少し前になりますが、ある盲導犬の生涯を描いた『盲導犬クイールの一生』という本が話題になり、テレビドラマや映画になりました。盲導犬のけなげな働きぶりと視覚障害者との深いきずななどを描いた作品でしたが、その中に登場した盲導犬訓練士、盲導犬歩行指導員に関心を持った方も多かったのではないでしょうか。今回は、その盲導犬訓練士、盲導犬歩行指導員について紹介します。

■INDEX

頭も体もフル回転の盲導犬訓練士

盲導犬訓練士の仕事は、生後1年程度の盲導犬候補犬に対して約6~12ヵ月程度、訓練を行い、盲導犬に育て上げること。ご存じの通り、盲導犬は視覚障害者のパートナーとして、その安全な歩行をサポートし、障害物などを回避する役割を担う犬。人間にとっての障害物、危険を、人間とはまるで目線の違う犬に教え、危険を視覚障害者に代わって判断し、回避する能力を身につけさせるのは、ちょっと考えただけでもとてもたいへんなことだと感じます。

階段訓練
訓練をしていると、イメージした盲導犬の完成型にいかにして近づけるか、方法論に悩むことも多いという
能力も個性も違う犬、1頭1頭に対して、どのような働きかけ、声掛けをすれば、訓練内容を理解させられるか。それは、訓練士が観察力、推察力、論理的思考力を働かせ、試行錯誤しながら見つけていくしかありません。ある犬に有効だった訓練方法が、別の犬にも通用するとは限らないのがこの仕事の難しいところ。教えたつもりなのに犬は理解していない、ということもよくあります。犬が訓練内容をどの程度理解しているかを見極めるのも実に難しいのです。

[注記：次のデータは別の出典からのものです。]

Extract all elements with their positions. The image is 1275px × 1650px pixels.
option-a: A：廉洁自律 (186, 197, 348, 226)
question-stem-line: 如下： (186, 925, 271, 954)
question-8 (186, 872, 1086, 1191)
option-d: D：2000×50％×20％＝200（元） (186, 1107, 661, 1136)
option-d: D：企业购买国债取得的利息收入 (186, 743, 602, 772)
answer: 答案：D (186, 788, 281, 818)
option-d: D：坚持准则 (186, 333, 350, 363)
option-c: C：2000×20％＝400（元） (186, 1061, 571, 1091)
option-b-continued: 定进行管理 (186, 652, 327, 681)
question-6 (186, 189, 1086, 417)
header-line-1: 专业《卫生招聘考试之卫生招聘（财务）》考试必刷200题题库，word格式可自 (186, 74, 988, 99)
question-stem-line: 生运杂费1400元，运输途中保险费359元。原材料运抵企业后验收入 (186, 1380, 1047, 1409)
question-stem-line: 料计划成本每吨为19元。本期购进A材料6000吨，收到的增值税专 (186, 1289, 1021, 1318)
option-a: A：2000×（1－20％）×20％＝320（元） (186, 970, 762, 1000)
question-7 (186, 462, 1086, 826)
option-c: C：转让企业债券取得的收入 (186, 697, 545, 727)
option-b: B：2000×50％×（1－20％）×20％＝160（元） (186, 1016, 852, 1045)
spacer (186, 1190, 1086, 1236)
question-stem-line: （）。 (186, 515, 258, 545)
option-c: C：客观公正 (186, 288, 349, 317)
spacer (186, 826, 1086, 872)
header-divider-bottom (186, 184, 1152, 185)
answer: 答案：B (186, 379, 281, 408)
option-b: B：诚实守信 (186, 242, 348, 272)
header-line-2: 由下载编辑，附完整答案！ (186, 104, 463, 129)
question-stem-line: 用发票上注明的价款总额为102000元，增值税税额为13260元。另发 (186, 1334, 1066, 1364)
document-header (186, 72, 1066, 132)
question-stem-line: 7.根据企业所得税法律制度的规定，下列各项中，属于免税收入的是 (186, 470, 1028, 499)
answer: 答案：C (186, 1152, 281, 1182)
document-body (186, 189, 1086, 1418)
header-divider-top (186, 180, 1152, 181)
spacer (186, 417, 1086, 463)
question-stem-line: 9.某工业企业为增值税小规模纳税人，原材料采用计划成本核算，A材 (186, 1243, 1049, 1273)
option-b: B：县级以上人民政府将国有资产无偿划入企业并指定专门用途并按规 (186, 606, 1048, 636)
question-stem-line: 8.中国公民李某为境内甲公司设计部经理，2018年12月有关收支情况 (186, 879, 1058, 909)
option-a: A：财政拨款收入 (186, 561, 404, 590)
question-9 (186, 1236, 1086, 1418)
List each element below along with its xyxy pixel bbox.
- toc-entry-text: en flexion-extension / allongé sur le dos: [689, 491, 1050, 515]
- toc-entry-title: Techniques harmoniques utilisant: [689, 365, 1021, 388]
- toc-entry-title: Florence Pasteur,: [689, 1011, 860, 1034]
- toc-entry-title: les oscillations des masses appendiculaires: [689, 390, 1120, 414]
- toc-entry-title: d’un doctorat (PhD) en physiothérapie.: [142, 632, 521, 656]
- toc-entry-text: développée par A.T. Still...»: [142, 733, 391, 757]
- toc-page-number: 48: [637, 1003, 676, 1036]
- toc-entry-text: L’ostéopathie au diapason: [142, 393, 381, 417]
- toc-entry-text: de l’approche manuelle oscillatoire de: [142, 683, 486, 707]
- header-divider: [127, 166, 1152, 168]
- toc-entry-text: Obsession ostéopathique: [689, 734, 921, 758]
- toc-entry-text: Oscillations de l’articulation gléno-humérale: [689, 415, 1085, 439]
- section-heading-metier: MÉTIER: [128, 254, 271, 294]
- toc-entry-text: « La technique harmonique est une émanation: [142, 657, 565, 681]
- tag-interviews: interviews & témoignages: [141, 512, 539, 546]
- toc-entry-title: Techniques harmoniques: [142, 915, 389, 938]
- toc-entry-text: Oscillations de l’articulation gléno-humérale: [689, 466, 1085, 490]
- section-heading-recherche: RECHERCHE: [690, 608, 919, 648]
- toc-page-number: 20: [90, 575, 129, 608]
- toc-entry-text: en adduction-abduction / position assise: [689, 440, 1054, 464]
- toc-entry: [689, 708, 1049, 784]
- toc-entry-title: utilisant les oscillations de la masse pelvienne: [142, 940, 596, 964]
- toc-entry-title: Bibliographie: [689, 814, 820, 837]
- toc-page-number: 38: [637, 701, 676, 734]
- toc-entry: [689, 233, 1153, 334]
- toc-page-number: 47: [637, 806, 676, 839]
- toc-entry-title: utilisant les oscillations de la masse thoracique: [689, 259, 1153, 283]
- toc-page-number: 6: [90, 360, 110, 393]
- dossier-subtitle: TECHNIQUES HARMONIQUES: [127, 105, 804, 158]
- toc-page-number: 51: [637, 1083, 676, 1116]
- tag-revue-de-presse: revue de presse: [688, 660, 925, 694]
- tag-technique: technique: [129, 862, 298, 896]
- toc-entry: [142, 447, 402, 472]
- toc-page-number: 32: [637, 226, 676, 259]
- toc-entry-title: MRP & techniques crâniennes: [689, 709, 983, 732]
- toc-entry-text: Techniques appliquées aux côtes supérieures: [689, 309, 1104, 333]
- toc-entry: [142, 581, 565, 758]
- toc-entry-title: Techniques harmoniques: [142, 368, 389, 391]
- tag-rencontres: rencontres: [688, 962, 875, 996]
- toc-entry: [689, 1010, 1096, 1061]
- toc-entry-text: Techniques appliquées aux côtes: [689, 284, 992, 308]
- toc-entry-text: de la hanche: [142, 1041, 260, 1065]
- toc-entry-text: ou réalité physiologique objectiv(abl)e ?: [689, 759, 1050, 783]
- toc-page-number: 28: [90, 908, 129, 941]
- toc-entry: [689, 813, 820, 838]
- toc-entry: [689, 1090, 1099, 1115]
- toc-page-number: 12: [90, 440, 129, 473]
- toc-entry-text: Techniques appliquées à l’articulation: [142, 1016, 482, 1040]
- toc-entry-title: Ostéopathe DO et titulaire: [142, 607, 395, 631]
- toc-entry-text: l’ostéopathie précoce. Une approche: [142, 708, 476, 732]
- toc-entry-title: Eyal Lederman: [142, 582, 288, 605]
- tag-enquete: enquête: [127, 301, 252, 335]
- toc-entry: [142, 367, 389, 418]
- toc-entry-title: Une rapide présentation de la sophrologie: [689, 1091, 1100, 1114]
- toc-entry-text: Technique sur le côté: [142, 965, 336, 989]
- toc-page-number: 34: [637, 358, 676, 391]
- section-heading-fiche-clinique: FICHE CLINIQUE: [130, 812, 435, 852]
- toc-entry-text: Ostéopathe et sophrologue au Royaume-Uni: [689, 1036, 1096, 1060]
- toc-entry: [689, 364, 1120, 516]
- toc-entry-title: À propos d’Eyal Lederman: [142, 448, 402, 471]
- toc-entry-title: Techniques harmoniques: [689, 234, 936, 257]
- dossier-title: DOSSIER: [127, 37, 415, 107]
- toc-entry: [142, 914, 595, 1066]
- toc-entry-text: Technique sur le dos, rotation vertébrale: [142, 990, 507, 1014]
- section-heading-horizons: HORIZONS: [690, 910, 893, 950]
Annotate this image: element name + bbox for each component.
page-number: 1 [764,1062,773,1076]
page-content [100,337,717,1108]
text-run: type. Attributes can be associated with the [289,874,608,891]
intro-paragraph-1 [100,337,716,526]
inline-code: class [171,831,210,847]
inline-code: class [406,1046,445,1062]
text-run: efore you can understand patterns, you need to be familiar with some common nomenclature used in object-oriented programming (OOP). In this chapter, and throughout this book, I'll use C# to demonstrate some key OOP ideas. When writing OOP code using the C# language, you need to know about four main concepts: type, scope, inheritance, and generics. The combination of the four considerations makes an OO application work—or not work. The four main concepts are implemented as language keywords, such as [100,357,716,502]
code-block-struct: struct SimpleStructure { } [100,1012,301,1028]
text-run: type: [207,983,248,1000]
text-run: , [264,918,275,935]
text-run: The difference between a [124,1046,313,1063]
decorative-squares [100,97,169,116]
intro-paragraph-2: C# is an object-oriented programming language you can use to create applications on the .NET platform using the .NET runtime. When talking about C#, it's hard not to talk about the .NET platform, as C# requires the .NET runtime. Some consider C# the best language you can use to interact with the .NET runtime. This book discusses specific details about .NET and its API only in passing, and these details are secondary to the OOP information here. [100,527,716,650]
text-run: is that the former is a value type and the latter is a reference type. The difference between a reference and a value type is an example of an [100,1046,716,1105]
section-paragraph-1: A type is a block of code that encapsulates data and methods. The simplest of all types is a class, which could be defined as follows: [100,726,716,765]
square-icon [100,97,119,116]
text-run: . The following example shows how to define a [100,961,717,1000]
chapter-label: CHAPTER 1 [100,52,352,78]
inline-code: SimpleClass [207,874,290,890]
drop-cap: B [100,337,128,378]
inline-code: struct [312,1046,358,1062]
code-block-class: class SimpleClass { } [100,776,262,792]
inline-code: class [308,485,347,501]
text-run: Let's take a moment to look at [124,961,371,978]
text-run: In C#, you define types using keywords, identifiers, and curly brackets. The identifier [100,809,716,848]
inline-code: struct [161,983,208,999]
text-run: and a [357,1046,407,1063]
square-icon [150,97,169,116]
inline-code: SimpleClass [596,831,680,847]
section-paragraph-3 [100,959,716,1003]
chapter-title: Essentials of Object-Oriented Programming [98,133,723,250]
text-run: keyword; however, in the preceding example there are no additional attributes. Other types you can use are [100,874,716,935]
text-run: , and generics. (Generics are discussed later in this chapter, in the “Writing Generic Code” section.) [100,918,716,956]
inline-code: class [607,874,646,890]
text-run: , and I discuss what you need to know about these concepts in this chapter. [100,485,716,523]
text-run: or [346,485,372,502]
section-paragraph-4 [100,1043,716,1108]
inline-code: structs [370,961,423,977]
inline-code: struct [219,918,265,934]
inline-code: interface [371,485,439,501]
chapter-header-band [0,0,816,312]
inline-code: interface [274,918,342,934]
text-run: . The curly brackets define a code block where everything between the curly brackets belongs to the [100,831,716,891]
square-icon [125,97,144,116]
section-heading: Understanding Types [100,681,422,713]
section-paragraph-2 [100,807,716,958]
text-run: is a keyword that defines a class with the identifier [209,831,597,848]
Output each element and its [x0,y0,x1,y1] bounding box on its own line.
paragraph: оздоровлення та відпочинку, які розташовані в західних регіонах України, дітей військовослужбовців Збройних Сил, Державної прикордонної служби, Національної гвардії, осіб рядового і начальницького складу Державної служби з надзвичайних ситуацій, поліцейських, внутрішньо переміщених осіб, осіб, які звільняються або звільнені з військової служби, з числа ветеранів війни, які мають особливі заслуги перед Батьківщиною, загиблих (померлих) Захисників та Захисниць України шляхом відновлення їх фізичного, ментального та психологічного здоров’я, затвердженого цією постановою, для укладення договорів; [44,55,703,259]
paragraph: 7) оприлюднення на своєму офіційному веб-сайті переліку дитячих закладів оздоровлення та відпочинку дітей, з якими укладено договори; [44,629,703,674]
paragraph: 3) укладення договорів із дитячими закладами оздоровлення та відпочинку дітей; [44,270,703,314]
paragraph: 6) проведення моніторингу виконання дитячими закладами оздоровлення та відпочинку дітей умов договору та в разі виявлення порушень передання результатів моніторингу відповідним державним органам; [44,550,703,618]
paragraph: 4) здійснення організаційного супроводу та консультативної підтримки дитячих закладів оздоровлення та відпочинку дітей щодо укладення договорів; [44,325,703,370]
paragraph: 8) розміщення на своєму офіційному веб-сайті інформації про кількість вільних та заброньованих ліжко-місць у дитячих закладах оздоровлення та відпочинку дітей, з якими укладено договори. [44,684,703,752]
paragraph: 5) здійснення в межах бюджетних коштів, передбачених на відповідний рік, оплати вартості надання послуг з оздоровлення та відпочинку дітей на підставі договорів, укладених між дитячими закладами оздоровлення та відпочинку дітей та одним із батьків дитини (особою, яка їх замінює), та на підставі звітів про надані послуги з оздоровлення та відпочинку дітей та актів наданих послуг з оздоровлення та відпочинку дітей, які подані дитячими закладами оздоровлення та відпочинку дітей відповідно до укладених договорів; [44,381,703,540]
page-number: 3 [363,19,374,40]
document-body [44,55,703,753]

訓練の過程では、当然、犬と共に訓練施設内や街を歩きます。担当する犬が多いときには、1日に10km歩くことも。訓練士は、どう教えるかに知恵を絞るだけでなく、そうして繰り返し訓練を行う体力も求められます。ただ「犬が好き」という気持ちだけではとても勤まらない仕事なのです。